In DAE, when we have a suspicion by other imaging modalities, the detection rate is high (47–52%).29,42

The majority of small-bowel malignancies found by VCE are gastrointestinal stromal and neuroendocrine tumors that originated from the submucosal layer. VCE presents limitations since the lesions cannot be characterized by washing, insufflating air or taking a biopsy specimen.43,44

In conclusion, if a small bowel tumor is highly suspected after a negative VCE another imaging modality should be performed regarding the risk of false negatives, especially in tumors located in the duodenum or proximal jejunum due to rapid transit or in patients with subepithelial tumors with an intact overlying mucosa.

Polyposis syndromes

Small-bowel polyps occur in more than 75% of familial adenomatous polyposis (FAP) and Peutz-Jeghers syndrome (PJS) patients.44,45

VCE has been shown to detect more and smaller jejunal–ileal polyps than other imaging modalities including contrast radiography and MR enteroclysis and enterography and has similar detection rates to DAE.46,47

MR imaging provides a better estimation of the exact site and size of the polyps but VCE is superior at detecting smaller small bowel polyps; polyps of 15mm and above are equally detected by both modalities.48,49

Because of high risk of gastrointestinal polyp-related complications and the demonstrated diagnostic yield of VCE it is recommended as part of ongoing surveillance for patients with polyposis syndromes, especially those with PJS.
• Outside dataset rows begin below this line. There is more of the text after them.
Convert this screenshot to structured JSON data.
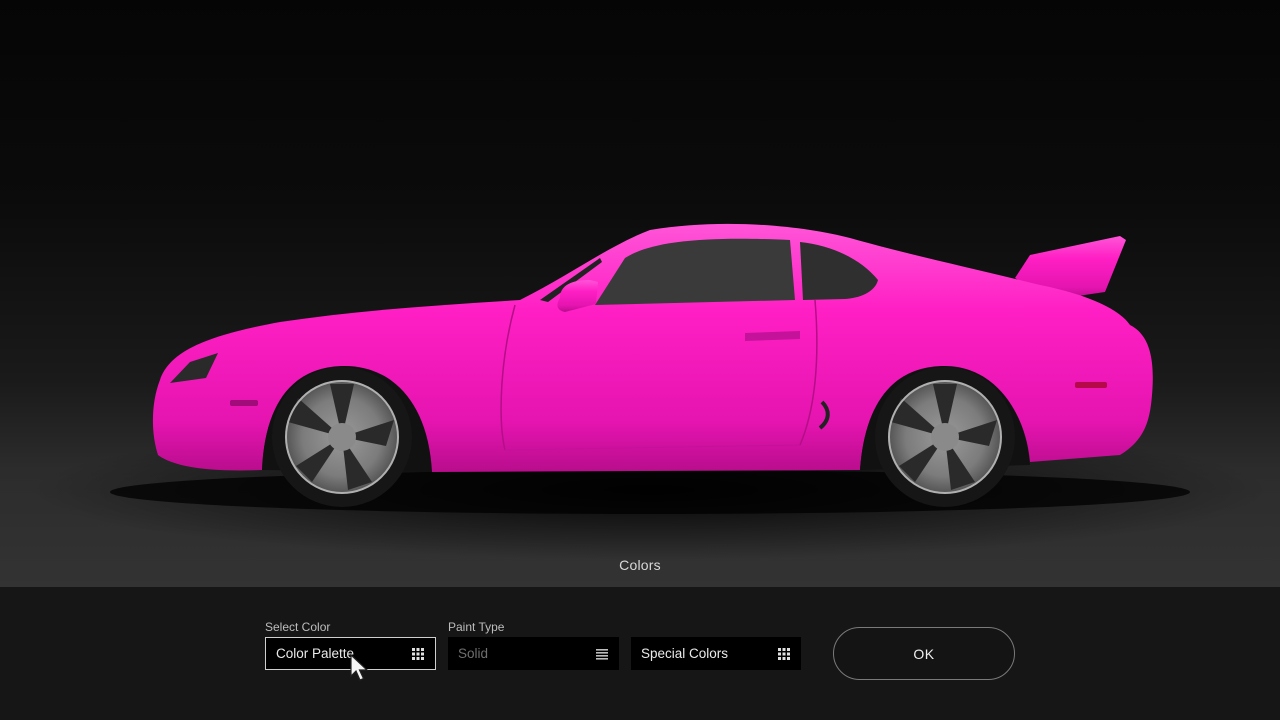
{
  "screen": {
    "title": "Colors"
  },
  "car": {
    "paint_color": "#ff1fc4"
  },
  "controls": {
    "select_color": {
      "label": "Select Color",
      "value": "Color Palette",
      "icon": "grid-icon"
    },
    "paint_type": {
      "label": "Paint Type",
      "value": "Solid",
      "icon": "list-icon"
    },
    "special_colors": {
      "value": "Special Colors",
      "icon": "grid-icon"
    },
    "ok": {
      "label": "OK"
    }
  }
}
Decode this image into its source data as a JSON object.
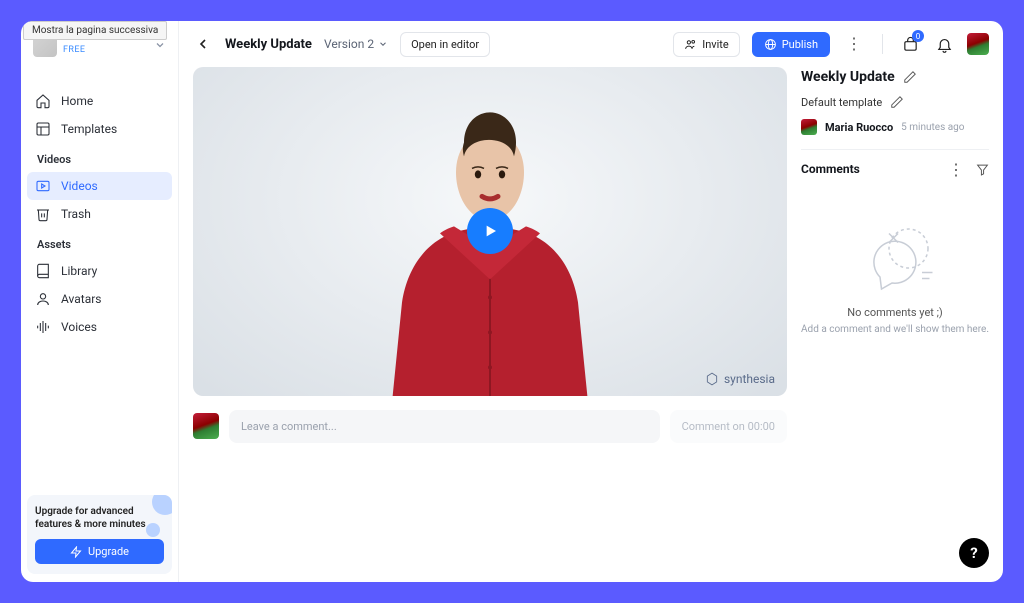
{
  "tooltip": "Mostra la pagina successiva",
  "sidebar": {
    "plan_badge": "FREE",
    "items": [
      {
        "label": "Home"
      },
      {
        "label": "Templates"
      }
    ],
    "videos_section": {
      "heading": "Videos",
      "items": [
        {
          "label": "Videos"
        },
        {
          "label": "Trash"
        }
      ]
    },
    "assets_section": {
      "heading": "Assets",
      "items": [
        {
          "label": "Library"
        },
        {
          "label": "Avatars"
        },
        {
          "label": "Voices"
        }
      ]
    },
    "upgrade": {
      "text": "Upgrade for advanced features & more minutes",
      "button": "Upgrade"
    }
  },
  "topbar": {
    "title": "Weekly Update",
    "version": "Version 2",
    "open_editor": "Open in editor",
    "invite": "Invite",
    "publish": "Publish",
    "notifications_count": "0"
  },
  "video": {
    "watermark": "synthesia"
  },
  "comment_bar": {
    "placeholder": "Leave a comment...",
    "timestamp_label": "Comment on 00:00"
  },
  "right": {
    "title": "Weekly Update",
    "template": "Default template",
    "author": "Maria Ruocco",
    "time": "5 minutes ago",
    "comments_heading": "Comments",
    "empty_title": "No comments yet ;)",
    "empty_sub": "Add a comment and we'll show them here."
  }
}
If VCE is negative or small polyps are found, screening should be repeated within 2–3 years. If polyps have a size above 10–15mm a DAE should be performed.50

Patients with Peutz–Jeghers syndrome (PJS) and small-bowel polyps are currently managed almost exclusively endoscopically precluding complications like intussusception, bleeding, and eventually malignancy, avoiding multiple surgeries.51,52

In conclusion, if VCE is non-conclusive, screening should be repeated, either with another VCE examination or MRE. If VCE is negative screening should be repeated within 2–3 years

Conclusion

After reviewing the evidence available for VCE, it is clear that a negative VCE should be interpreted based on the indication of the procedure (Fig. 1).

Figure 1.

Approach to the patient with an inconclusive/negative VCE. VCE: video capsule endoscopy; DAE: device assisted enterosocpy; OGIB: occult gastrointestinal bleeding; PJS: Peutz Jeghers Syndrome; IBD: inflammatory bowel disease.

(0,13MB).

On the other hand, in all indications, if VCE is incomplete or non-conclusive due to bowel preparation or light artifacts, it should be repeated to allow visualization of the entire small bowel mucosa.
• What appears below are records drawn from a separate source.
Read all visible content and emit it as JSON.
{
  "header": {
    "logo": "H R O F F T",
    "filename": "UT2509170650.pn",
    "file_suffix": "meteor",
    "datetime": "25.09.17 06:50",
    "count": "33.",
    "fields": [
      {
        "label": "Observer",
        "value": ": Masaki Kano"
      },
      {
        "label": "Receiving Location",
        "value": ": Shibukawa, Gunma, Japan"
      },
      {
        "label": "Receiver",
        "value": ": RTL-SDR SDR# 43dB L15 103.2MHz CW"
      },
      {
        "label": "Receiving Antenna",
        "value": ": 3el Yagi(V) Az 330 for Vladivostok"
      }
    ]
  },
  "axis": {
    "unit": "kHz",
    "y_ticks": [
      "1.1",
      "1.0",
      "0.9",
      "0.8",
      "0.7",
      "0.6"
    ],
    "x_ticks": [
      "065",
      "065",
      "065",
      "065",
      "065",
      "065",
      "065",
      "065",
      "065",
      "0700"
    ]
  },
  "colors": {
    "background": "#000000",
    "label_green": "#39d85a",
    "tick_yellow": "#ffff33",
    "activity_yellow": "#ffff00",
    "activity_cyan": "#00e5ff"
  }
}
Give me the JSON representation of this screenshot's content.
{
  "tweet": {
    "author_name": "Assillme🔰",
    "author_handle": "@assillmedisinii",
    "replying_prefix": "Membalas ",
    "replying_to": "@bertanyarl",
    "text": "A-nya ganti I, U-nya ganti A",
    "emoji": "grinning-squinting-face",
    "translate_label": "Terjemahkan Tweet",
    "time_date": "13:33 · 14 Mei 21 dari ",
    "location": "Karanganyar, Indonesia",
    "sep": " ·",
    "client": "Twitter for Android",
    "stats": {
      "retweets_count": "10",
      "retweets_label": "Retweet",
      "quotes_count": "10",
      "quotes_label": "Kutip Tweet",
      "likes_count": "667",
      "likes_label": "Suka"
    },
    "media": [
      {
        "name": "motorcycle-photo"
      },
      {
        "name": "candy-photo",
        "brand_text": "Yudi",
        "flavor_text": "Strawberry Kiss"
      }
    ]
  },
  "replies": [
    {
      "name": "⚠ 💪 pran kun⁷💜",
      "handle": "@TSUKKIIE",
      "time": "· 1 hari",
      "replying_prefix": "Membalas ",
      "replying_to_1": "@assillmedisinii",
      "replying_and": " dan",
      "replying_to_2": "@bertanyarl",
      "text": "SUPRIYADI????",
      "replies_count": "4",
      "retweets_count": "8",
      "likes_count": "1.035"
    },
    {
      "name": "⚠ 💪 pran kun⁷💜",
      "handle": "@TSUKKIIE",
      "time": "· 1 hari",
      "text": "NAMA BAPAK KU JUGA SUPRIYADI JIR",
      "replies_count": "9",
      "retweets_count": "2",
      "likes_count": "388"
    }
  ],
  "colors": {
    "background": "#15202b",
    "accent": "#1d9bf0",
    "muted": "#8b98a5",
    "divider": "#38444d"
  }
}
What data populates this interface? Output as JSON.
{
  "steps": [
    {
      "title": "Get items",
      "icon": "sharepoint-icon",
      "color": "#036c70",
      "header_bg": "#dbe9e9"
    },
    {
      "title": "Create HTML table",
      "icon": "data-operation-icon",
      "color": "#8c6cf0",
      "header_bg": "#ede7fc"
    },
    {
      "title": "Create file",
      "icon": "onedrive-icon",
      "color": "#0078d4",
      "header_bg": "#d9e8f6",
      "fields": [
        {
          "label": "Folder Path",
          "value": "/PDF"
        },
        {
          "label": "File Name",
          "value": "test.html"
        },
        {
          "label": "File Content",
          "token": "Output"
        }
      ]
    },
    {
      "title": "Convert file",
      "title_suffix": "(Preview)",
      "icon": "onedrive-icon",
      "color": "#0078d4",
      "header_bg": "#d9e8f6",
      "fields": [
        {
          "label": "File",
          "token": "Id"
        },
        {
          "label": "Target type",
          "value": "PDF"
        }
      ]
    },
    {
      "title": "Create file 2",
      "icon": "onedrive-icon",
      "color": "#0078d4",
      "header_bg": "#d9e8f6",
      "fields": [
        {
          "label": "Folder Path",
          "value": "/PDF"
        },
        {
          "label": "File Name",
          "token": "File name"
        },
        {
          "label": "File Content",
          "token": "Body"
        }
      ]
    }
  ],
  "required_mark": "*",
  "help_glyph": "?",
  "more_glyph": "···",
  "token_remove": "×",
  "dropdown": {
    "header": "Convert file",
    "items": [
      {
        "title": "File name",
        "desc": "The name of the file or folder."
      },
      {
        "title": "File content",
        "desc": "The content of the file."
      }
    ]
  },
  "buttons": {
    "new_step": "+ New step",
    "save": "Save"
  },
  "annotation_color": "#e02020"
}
In SSBB, after a negative VCE, patients with ongoing or recurrent overt bleeding, or occult bleeders who experience significant declines in hemoglobin, should proceed with either repeat VCE or with DAE, after an initially negative VCE; conversely, patients with occult SSBB and only mild-moderate anemia persisting after iron therapy, should be managed with supportive care.

In IBD, a normal VCE examination has a very high sensitivity and negative predictive value so there is no need to repeat the procedure.
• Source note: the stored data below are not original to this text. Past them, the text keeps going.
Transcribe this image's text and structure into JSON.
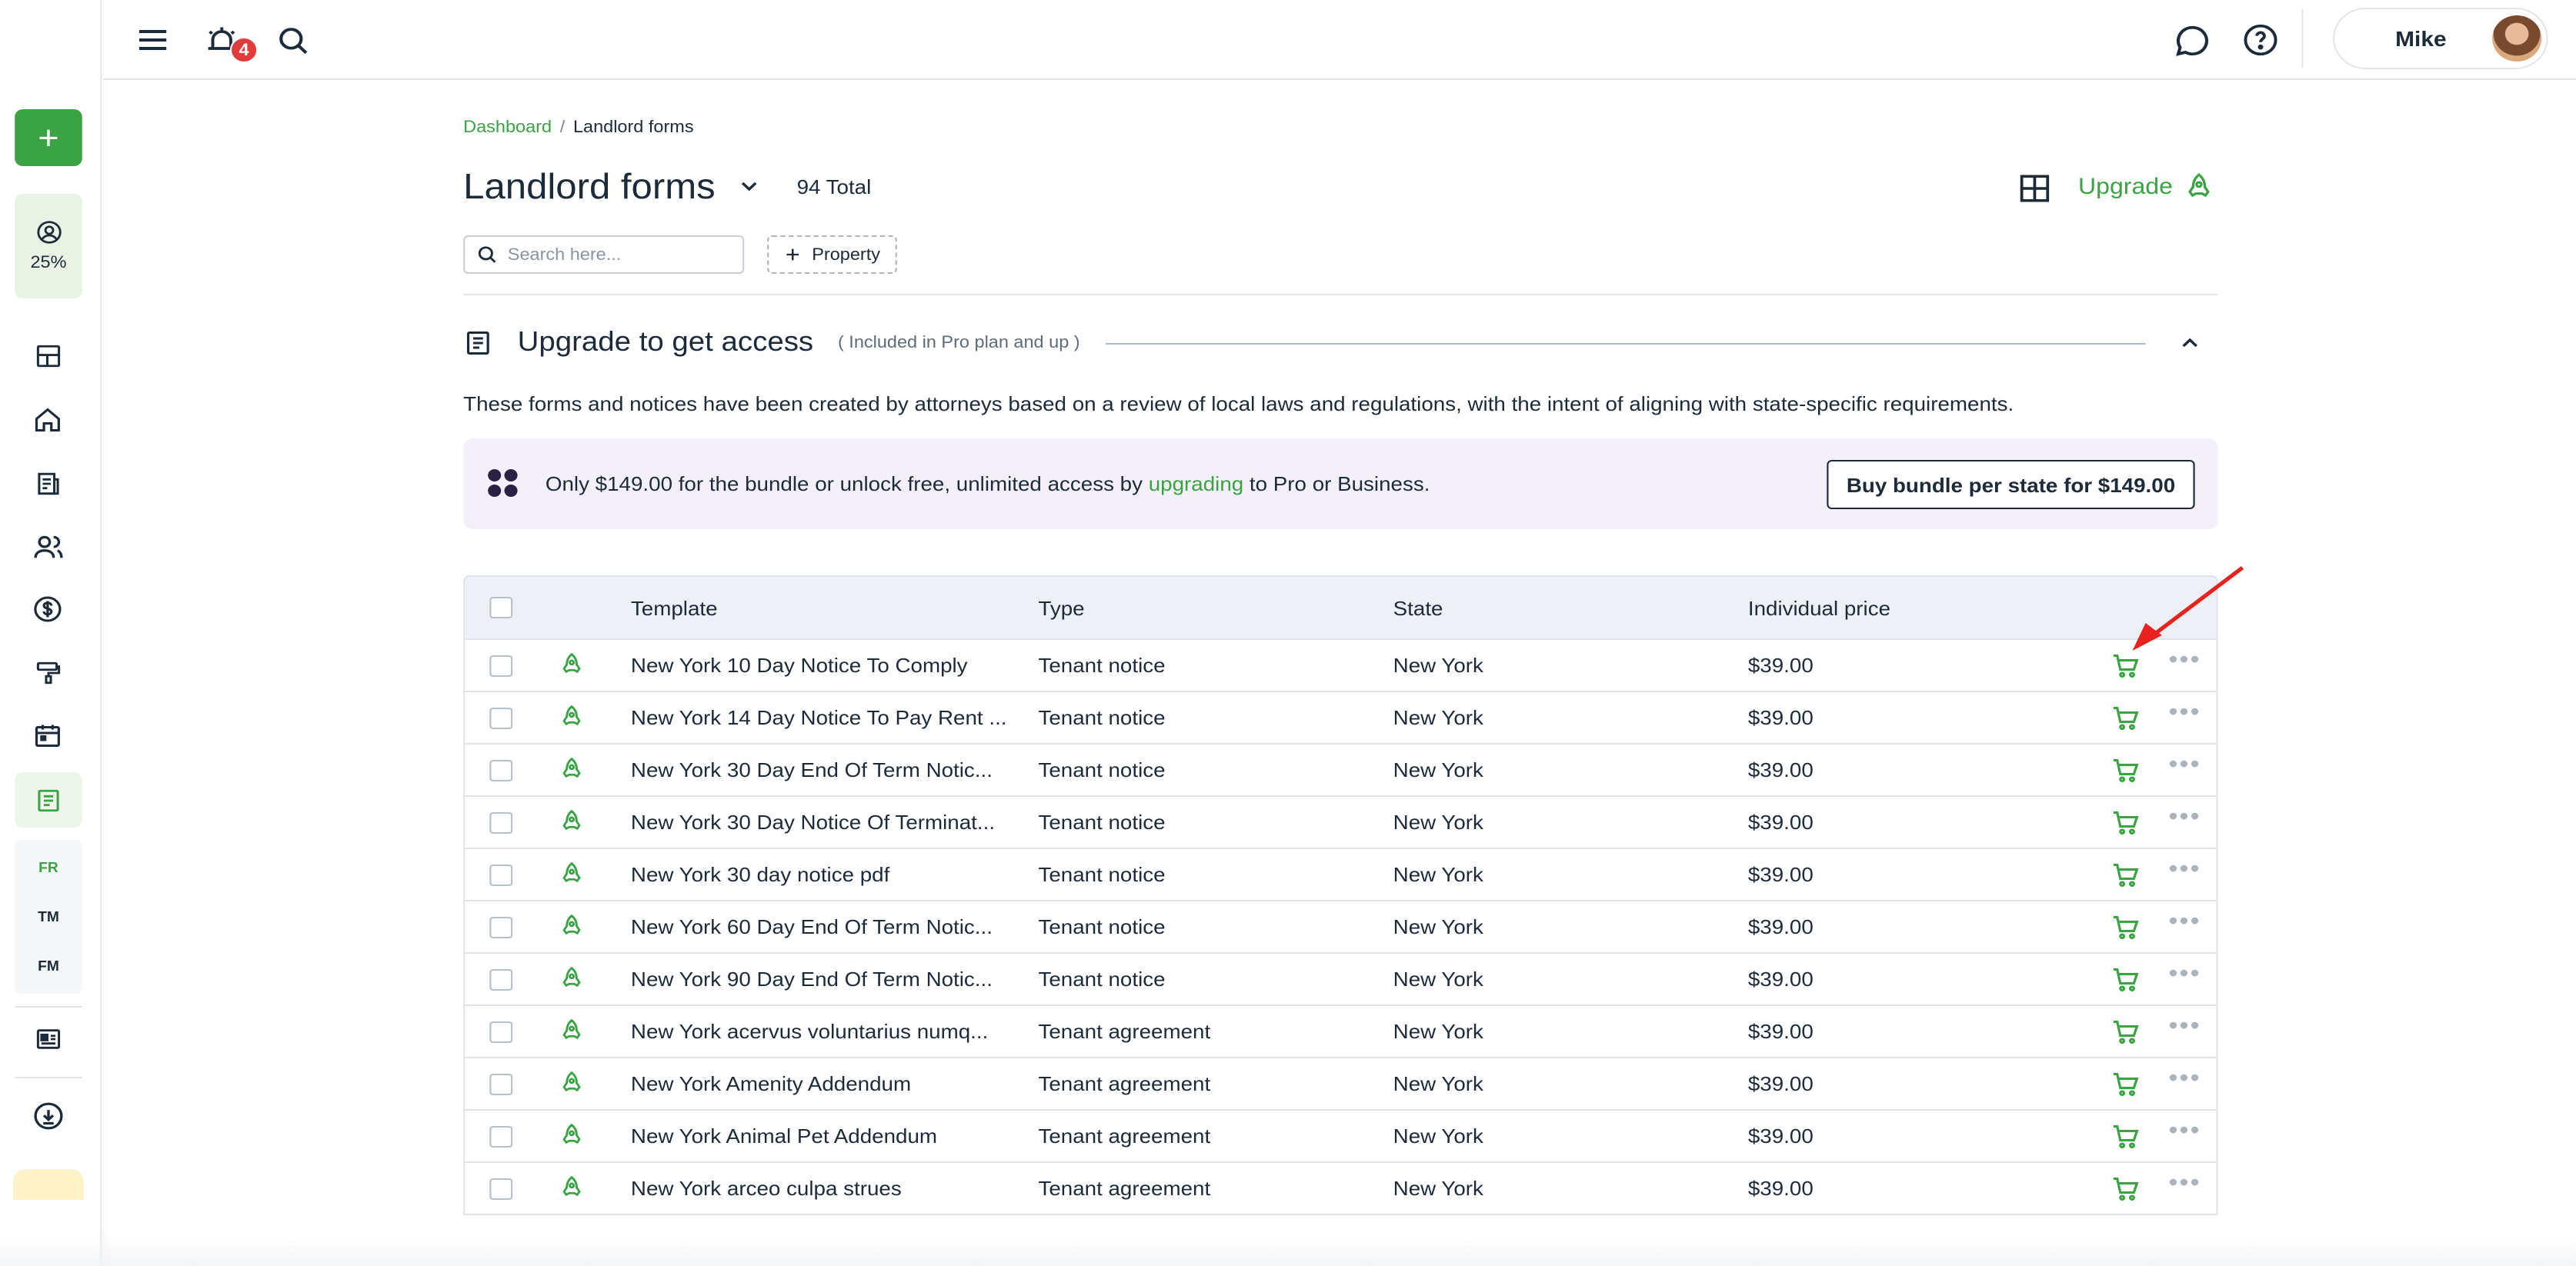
{
  "sidebar": {
    "add_label": "+",
    "progress": "25%",
    "letters": [
      "FR",
      "TM",
      "FM"
    ]
  },
  "topbar": {
    "notification_count": "4",
    "user_name": "Mike"
  },
  "breadcrumb": {
    "home": "Dashboard",
    "sep": "/",
    "current": "Landlord forms"
  },
  "header": {
    "title": "Landlord forms",
    "total": "94 Total",
    "upgrade_label": "Upgrade"
  },
  "filters": {
    "search_placeholder": "Search here...",
    "property_label": "Property"
  },
  "upgrade_section": {
    "title": "Upgrade to get access",
    "subtitle": "( Included in Pro plan and up )",
    "description": "These forms and notices have been created by attorneys based on a review of local laws and regulations, with the intent of aligning with state-specific requirements.",
    "promo_before": "Only $149.00 for the bundle or unlock free, unlimited access by ",
    "promo_link": "upgrading",
    "promo_after": " to Pro or Business.",
    "bundle_button": "Buy bundle per state for $149.00"
  },
  "table": {
    "headers": {
      "template": "Template",
      "type": "Type",
      "state": "State",
      "price": "Individual price"
    },
    "rows": [
      {
        "template": "New York 10 Day Notice To Comply",
        "type": "Tenant notice",
        "state": "New York",
        "price": "$39.00"
      },
      {
        "template": "New York 14 Day Notice To Pay Rent ...",
        "type": "Tenant notice",
        "state": "New York",
        "price": "$39.00"
      },
      {
        "template": "New York 30 Day End Of Term Notic...",
        "type": "Tenant notice",
        "state": "New York",
        "price": "$39.00"
      },
      {
        "template": "New York 30 Day Notice Of Terminat...",
        "type": "Tenant notice",
        "state": "New York",
        "price": "$39.00"
      },
      {
        "template": "New York 30 day notice pdf",
        "type": "Tenant notice",
        "state": "New York",
        "price": "$39.00"
      },
      {
        "template": "New York 60 Day End Of Term Notic...",
        "type": "Tenant notice",
        "state": "New York",
        "price": "$39.00"
      },
      {
        "template": "New York 90 Day End Of Term Notic...",
        "type": "Tenant notice",
        "state": "New York",
        "price": "$39.00"
      },
      {
        "template": "New York acervus voluntarius numq...",
        "type": "Tenant agreement",
        "state": "New York",
        "price": "$39.00"
      },
      {
        "template": "New York Amenity Addendum",
        "type": "Tenant agreement",
        "state": "New York",
        "price": "$39.00"
      },
      {
        "template": "New York Animal Pet Addendum",
        "type": "Tenant agreement",
        "state": "New York",
        "price": "$39.00"
      },
      {
        "template": "New York arceo culpa strues",
        "type": "Tenant agreement",
        "state": "New York",
        "price": "$39.00"
      }
    ]
  },
  "colors": {
    "accent": "#3aa344",
    "text": "#1d2a3a",
    "badge": "#e23b3b",
    "promo_bg": "#f4f0fa",
    "annotation_arrow": "#e8231f"
  },
  "icons": [
    "menu-icon",
    "alarm-bell-icon",
    "search-icon",
    "chat-icon",
    "help-icon",
    "grid-view-icon",
    "rocket-icon",
    "cart-icon",
    "more-icon",
    "chevron-down-icon",
    "chevron-up-icon",
    "document-icon"
  ]
}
When there is suspicion of small bowel tumors, even after a negative VCE, another imaging modality or even DAE should be considered, since VCE has a high miss rate for isolated mass lesions.

In polyposis syndromes, if VCE is negative or only small polyps are found, VCE should be repeated for screening within 2–3 years.

Supportive foundations

The authors declare no source of funding for this article.

Conflicts of interest

The authors declare no conflicts of interest.